Финны в Российской империи. Чухня или рюсся

Финны в Российской империи

В 1885 г. в газете «Инкери» писали: «Владение русским и немецким языками тут крайне полезно. Но печально то, что финн, научившись здесь кое-как говорить на этих языках, забывает собственный, так что он, в конце концов, толком ни одного не знает». Будущее финской культуры, финны, проживавшие в России, расценивали довольно пессимистично, и это было характерно даже для времени, когда количество мигрантов из Финляндии было наибольшим. Существовала реальная опасность полного обрусения мигрантов и утраты собственной национальности. Угроза ассимиляции была, тем не менее, не единственной причиной тревог финской общественности. В то время в газете «Инкери» с горечью писалось о том, что многие крестьяне, поднявшиеся до уровня среднего класса, стыдятся собственного деревенского происхождения. Для подкрепления своего нового положения они всячески стараются во всем походить на немцев или шведов.

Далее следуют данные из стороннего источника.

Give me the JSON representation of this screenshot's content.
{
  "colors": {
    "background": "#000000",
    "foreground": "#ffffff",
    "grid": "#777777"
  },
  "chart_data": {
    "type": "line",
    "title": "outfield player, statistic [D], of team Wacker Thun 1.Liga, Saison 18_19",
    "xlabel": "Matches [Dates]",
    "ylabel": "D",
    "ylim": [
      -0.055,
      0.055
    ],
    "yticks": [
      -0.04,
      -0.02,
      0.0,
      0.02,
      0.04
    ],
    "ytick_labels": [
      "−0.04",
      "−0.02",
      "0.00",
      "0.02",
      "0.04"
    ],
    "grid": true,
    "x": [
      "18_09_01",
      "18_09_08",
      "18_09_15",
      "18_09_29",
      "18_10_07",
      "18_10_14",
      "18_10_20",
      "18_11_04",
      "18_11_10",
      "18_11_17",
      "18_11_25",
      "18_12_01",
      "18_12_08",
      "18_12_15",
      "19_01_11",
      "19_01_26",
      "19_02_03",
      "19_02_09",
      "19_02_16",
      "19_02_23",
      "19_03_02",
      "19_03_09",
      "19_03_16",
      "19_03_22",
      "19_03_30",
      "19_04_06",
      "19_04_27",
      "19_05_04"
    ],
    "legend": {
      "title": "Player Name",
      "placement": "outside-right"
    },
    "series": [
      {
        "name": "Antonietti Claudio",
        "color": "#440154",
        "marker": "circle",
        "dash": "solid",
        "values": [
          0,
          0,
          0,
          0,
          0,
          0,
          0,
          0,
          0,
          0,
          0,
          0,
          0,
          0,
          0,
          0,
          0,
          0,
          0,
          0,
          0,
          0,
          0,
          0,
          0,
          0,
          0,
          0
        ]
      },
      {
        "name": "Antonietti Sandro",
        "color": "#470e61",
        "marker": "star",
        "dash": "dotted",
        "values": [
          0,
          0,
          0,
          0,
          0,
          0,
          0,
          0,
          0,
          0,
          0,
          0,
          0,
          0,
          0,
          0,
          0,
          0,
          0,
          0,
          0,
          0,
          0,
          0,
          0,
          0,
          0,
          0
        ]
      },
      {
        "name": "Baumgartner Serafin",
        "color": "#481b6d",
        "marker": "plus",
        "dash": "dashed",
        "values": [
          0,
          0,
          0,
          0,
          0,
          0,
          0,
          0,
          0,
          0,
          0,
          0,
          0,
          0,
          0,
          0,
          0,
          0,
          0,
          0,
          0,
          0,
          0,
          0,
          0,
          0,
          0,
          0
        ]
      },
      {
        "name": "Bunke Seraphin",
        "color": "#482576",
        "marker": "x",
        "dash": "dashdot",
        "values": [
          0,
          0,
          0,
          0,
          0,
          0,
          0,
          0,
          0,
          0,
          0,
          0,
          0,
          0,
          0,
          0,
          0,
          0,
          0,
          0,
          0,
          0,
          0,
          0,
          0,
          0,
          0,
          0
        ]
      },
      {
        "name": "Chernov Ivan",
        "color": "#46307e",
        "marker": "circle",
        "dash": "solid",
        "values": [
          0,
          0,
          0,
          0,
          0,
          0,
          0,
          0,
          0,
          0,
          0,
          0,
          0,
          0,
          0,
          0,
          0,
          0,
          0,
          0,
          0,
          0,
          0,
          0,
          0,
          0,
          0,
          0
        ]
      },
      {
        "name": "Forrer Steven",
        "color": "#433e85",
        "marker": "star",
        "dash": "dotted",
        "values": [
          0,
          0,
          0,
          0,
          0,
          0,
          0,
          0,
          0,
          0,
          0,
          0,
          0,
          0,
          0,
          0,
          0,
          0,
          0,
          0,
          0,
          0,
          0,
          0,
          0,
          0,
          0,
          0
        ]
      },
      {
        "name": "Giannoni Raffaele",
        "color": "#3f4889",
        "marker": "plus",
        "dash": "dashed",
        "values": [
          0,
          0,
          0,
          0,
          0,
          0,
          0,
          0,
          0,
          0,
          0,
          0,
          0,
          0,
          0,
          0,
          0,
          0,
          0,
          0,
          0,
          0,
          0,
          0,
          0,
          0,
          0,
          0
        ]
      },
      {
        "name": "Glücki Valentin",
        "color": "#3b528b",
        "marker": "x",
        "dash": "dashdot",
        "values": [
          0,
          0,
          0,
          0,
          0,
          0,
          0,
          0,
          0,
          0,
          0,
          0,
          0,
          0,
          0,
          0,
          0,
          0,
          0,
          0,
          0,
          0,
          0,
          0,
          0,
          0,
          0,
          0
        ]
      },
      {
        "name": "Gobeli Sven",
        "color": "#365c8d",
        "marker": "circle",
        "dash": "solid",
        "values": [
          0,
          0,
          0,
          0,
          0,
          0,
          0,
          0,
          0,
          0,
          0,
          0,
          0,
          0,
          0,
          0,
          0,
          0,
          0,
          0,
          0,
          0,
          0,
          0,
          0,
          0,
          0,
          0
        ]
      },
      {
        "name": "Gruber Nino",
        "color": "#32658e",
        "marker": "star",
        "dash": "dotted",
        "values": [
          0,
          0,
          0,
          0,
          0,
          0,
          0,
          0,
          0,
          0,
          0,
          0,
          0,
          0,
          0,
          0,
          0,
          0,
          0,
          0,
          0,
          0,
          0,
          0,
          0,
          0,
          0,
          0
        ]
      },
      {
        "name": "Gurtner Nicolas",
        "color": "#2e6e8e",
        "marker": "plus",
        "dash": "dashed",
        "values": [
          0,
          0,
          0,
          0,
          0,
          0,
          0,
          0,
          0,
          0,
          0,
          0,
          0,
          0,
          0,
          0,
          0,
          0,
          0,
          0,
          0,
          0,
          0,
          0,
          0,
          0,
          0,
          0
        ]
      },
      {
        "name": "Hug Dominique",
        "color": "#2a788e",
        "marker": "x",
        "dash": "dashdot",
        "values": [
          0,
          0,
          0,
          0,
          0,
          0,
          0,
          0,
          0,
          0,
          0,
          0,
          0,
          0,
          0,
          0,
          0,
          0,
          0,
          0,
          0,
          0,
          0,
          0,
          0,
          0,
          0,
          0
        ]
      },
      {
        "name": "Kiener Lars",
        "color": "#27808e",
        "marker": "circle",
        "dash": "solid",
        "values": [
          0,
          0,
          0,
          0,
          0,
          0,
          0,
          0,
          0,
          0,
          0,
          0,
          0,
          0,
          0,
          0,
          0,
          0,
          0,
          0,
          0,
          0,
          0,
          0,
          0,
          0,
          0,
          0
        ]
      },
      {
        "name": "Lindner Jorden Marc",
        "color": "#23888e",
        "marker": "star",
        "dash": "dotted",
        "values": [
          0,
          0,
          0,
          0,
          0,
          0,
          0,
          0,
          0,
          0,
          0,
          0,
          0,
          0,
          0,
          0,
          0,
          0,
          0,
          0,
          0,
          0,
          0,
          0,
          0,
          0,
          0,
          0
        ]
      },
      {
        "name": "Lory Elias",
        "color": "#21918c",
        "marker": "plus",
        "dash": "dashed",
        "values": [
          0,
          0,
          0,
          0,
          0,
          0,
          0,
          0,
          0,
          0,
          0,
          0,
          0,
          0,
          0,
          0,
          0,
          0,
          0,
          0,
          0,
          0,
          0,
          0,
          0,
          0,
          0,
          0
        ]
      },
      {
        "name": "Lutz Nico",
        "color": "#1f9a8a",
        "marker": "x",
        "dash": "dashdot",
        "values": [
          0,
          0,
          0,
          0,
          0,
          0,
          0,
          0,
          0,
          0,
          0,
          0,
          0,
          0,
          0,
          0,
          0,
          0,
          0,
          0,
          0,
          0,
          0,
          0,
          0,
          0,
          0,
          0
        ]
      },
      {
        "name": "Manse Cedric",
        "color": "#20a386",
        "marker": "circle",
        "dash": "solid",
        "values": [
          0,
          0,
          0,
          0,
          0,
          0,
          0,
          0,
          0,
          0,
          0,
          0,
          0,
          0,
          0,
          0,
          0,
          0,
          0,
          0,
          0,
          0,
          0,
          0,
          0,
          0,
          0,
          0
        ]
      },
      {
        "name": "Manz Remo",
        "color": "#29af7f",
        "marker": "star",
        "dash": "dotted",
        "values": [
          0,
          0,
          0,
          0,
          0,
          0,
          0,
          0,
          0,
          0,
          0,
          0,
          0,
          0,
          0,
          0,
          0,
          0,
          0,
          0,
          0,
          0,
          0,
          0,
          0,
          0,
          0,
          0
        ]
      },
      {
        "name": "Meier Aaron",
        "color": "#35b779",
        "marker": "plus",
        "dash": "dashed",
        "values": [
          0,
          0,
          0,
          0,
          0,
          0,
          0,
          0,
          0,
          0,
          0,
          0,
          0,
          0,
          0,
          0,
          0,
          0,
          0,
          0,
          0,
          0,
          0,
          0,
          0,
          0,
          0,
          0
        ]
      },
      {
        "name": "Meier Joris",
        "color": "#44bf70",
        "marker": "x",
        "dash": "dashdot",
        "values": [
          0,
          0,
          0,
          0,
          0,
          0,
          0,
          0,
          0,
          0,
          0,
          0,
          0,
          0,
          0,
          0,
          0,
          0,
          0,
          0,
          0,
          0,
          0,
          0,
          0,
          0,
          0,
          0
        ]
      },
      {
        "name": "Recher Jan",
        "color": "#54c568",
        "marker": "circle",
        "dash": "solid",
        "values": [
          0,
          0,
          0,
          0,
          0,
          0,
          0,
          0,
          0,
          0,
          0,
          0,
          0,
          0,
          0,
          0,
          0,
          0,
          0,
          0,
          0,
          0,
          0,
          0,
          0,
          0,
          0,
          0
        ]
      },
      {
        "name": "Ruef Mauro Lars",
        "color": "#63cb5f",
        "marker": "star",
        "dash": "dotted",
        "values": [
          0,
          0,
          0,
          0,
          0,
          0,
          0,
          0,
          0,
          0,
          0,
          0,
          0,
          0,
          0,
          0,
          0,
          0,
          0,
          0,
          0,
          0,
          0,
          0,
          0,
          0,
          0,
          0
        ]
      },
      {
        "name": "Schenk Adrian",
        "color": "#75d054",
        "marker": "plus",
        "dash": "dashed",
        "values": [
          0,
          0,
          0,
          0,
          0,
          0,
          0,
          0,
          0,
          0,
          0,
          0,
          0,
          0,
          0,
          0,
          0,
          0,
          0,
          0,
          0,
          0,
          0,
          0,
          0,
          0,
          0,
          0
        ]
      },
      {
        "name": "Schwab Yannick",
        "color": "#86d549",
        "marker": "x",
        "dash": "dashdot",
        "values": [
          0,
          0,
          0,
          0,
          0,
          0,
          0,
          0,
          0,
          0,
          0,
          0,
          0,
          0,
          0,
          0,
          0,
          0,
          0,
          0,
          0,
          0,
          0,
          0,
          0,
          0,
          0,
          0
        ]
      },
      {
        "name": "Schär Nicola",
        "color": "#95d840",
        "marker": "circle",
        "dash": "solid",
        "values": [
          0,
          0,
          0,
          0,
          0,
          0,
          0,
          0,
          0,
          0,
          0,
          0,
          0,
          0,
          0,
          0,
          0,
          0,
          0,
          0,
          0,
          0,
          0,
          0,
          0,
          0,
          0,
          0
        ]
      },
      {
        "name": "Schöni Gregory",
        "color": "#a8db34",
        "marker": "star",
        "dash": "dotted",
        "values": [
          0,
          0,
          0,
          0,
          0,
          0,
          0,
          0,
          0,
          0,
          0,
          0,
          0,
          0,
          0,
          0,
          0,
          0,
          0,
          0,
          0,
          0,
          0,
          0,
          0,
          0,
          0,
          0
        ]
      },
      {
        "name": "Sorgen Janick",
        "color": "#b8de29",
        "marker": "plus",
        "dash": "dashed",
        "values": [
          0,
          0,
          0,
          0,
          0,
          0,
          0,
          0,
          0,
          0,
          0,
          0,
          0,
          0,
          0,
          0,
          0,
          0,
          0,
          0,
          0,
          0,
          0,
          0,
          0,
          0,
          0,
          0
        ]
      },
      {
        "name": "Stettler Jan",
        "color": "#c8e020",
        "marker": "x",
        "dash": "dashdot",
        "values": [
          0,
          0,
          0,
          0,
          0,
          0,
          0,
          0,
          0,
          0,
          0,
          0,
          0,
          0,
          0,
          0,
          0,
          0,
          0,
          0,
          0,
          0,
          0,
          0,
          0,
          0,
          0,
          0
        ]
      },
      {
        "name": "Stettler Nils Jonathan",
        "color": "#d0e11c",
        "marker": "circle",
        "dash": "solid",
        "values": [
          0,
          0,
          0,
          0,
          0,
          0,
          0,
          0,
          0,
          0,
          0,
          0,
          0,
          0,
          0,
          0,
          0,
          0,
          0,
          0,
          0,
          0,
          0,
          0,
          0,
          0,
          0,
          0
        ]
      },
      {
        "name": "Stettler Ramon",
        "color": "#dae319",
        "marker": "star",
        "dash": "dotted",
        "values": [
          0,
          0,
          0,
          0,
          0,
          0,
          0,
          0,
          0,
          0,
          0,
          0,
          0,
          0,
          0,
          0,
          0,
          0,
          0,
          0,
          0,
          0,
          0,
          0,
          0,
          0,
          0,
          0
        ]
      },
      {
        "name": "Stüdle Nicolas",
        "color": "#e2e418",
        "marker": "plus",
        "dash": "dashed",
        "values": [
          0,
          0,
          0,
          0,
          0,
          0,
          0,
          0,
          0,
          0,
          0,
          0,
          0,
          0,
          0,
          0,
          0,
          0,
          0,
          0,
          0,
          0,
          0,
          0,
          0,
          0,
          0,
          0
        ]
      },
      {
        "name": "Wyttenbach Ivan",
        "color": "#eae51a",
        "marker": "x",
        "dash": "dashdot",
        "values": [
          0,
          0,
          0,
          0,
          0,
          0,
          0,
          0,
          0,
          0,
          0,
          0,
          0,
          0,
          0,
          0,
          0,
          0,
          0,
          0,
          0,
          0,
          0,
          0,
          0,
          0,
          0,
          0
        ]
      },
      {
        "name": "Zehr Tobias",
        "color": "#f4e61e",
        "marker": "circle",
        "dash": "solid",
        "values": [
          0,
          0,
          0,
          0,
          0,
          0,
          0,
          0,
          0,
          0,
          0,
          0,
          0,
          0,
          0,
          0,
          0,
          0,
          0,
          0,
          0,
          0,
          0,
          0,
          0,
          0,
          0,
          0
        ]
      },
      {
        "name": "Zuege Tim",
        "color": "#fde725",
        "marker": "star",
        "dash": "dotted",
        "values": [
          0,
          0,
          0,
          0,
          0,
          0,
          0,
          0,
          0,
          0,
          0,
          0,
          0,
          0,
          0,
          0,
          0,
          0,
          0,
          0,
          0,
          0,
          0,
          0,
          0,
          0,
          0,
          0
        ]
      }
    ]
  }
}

И хотя обнаруживались признаки «взлета» национального чувства, например, в вопросах школьного образования или при проведении совместных мероприятий, все-таки уже в 1910-х гг. финской общественностью осознавалась опасность того, что поколение финнов, родившееся и выросшее в России, отдаляется от родных корней не только по языку и обычаям, но и в своих представлениях о Финляндии и соплеменниках.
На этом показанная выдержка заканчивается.